How to Peel a Kiwi

David Malosh

Are you a kiwifruit fan? The small fruits with fuzzy skin and bright jade-green flesh are packed with vitamin C and potassium. They're sweet and refreshing to eat and a great addition to fruit salads or your breakfast yogurt or oatmeal. They're also available year round in grocery stores, so what's not to like? Well that fuzzy brown skin for a start.

The kiwifruit can be consumed in its entirety, fuzzy skin and all. (In fact, the skin is packed with nutrients and eating the skin increases the amount of fiber from the fruit by 50 percent.) But most people prefer to eat kiwifruit without any skin.

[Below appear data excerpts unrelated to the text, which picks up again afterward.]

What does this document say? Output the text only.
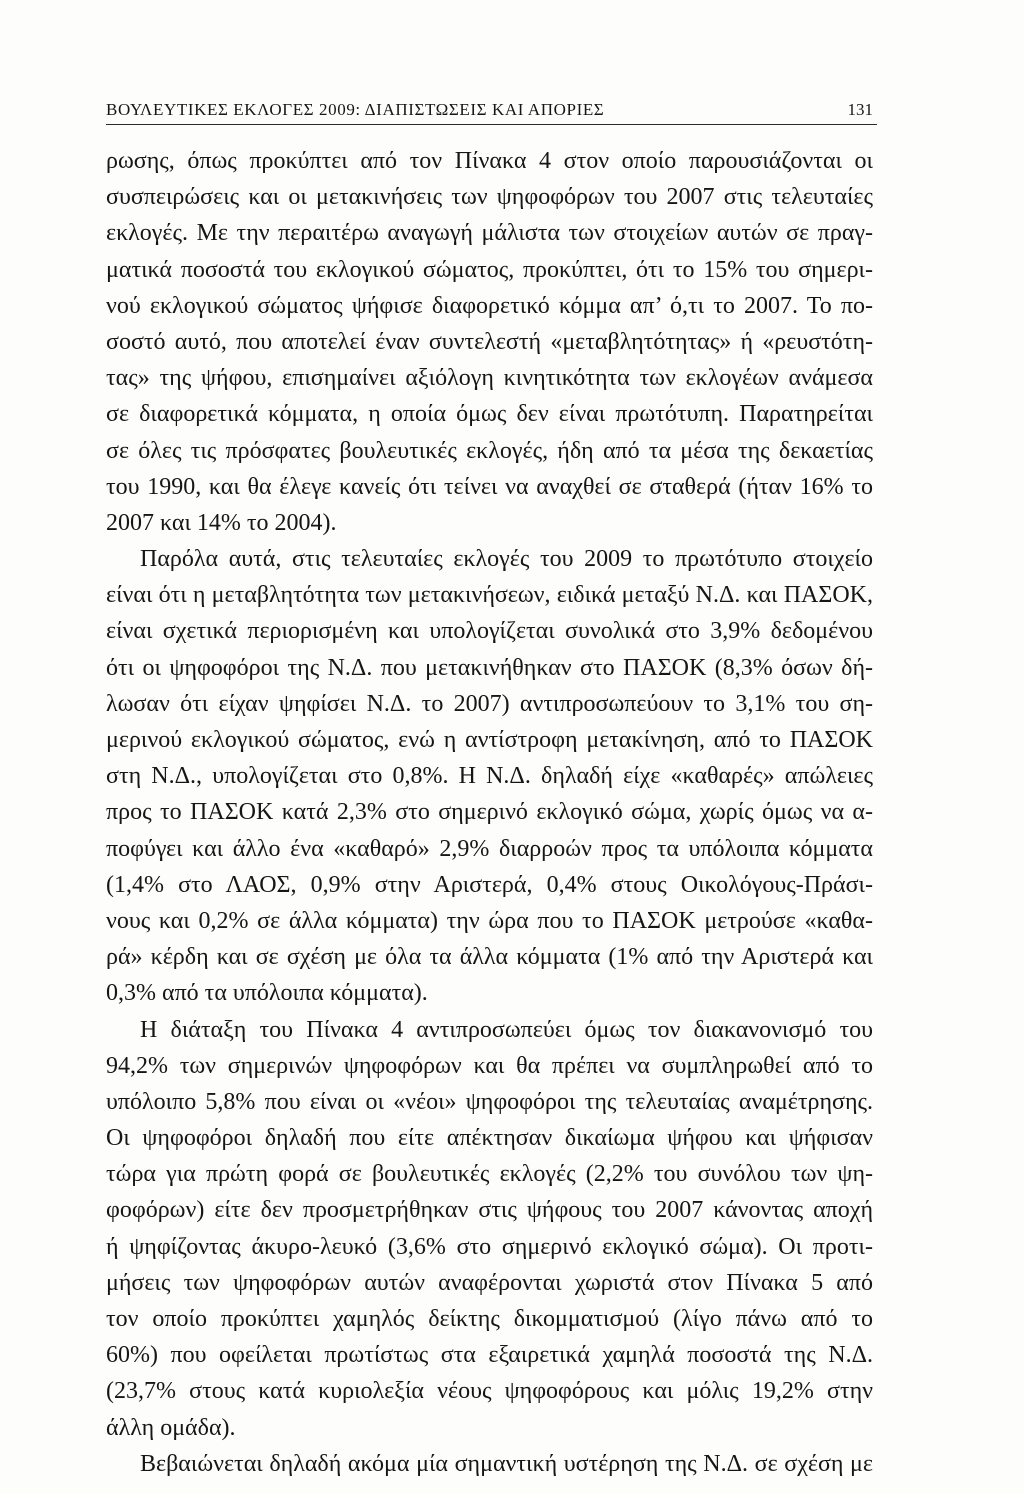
ΒΟΥΛΕΥΤΙΚΕΣ ΕΚΛΟΓΕΣ 2009: ΔΙΑΠΙΣΤΩΣΕΙΣ ΚΑΙ ΑΠΟΡΙΕΣ	131
ρωσης, όπως προκύπτει από τον Πίνακα 4 στον οποίο παρουσιάζονται οι
συσπειρώσεις και οι μετακινήσεις των ψηφοφόρων του 2007 στις τελευταίες
εκλογές. Με την περαιτέρω αναγωγή μάλιστα των στοιχείων αυτών σε πραγ-
ματικά ποσοστά του εκλογικού σώματος, προκύπτει, ότι το 15% του σημερι-
νού εκλογικού σώματος ψήφισε διαφορετικό κόμμα απ’ ό,τι το 2007. Το πο-
σοστό αυτό, που αποτελεί έναν συντελεστή «μεταβλητότητας» ή «ρευστότη-
τας» της ψήφου, επισημαίνει αξιόλογη κινητικότητα των εκλογέων ανάμεσα
σε διαφορετικά κόμματα, η οποία όμως δεν είναι πρωτότυπη. Παρατηρείται
σε όλες τις πρόσφατες βουλευτικές εκλογές, ήδη από τα μέσα της δεκαετίας
του 1990, και θα έλεγε κανείς ότι τείνει να αναχθεί σε σταθερά (ήταν 16% το
2007 και 14% το 2004).
Παρόλα αυτά, στις τελευταίες εκλογές του 2009 το πρωτότυπο στοιχείο
είναι ότι η μεταβλητότητα των μετακινήσεων, ειδικά μεταξύ Ν.Δ. και ΠΑΣΟΚ,
είναι σχετικά περιορισμένη και υπολογίζεται συνολικά στο 3,9% δεδομένου
ότι οι ψηφοφόροι της Ν.Δ. που μετακινήθηκαν στο ΠΑΣΟΚ (8,3% όσων δή-
λωσαν ότι είχαν ψηφίσει Ν.Δ. το 2007) αντιπροσωπεύουν το 3,1% του ση-
μερινού εκλογικού σώματος, ενώ η αντίστροφη μετακίνηση, από το ΠΑΣΟΚ
στη Ν.Δ., υπολογίζεται στο 0,8%. Η Ν.Δ. δηλαδή είχε «καθαρές» απώλειες
προς το ΠΑΣΟΚ κατά 2,3% στο σημερινό εκλογικό σώμα, χωρίς όμως να α-
ποφύγει και άλλο ένα «καθαρό» 2,9% διαρροών προς τα υπόλοιπα κόμματα
(1,4% στο ΛΑΟΣ, 0,9% στην Αριστερά, 0,4% στους Οικολόγους-Πράσι-
νους και 0,2% σε άλλα κόμματα) την ώρα που το ΠΑΣΟΚ μετρούσε «καθα-
ρά» κέρδη και σε σχέση με όλα τα άλλα κόμματα (1% από την Αριστερά και
0,3% από τα υπόλοιπα κόμματα).
Η διάταξη του Πίνακα 4 αντιπροσωπεύει όμως τον διακανονισμό του
94,2% των σημερινών ψηφοφόρων και θα πρέπει να συμπληρωθεί από το
υπόλοιπο 5,8% που είναι οι «νέοι» ψηφοφόροι της τελευταίας αναμέτρησης.
Οι ψηφοφόροι δηλαδή που είτε απέκτησαν δικαίωμα ψήφου και ψήφισαν
τώρα για πρώτη φορά σε βουλευτικές εκλογές (2,2% του συνόλου των ψη-
φοφόρων) είτε δεν προσμετρήθηκαν στις ψήφους του 2007 κάνοντας αποχή
ή ψηφίζοντας άκυρο-λευκό (3,6% στο σημερινό εκλογικό σώμα). Οι προτι-
μήσεις των ψηφοφόρων αυτών αναφέρονται χωριστά στον Πίνακα 5 από
τον οποίο προκύπτει χαμηλός δείκτης δικομματισμού (λίγο πάνω από το
60%) που οφείλεται πρωτίστως στα εξαιρετικά χαμηλά ποσοστά της Ν.Δ.
(23,7% στους κατά κυριολεξία νέους ψηφοφόρους και μόλις 19,2% στην
άλλη ομάδα).
Βεβαιώνεται δηλαδή ακόμα μία σημαντική υστέρηση της Ν.Δ. σε σχέση με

The simplest way to prepare and eat your kiwifruit is to cut it in half, and scoop out bites with a spoon (a grapefruit spoon makes it even easier).

Related: Our Guide to Buying, Cutting, and Enjoying Dragon Fruit

If you're not snacking on a whole (or half) kiwi then you'll need to peel the fruit. Have you ever tried to peel a kiwi using a vegetable peeler? Or a paring knife? Then you'll know that both tools can fail and the result in losing some of the kiwifruit to mush as you grasp it to peel or produce an oddly shaped fruit instead of a smooth oval ready for slicing into neat rounds.

Luckily, there is an incredibly easy way to peel a kiwi—and the technique doesn't require any special tool or gadget. The only thing you'll need? A standard teaspoon. Trim off the ends—use that paring knife for this step— and insert the teaspoon between the skin and flesh of the kiwifruit. Then run the spoon along the circumference to loosen the flesh. Slide it out in one piece. With the peeled kiwi on its side, slice it into rounds ready for snacking, fruit salad, even salsa, relish, or to garnish a cocktail.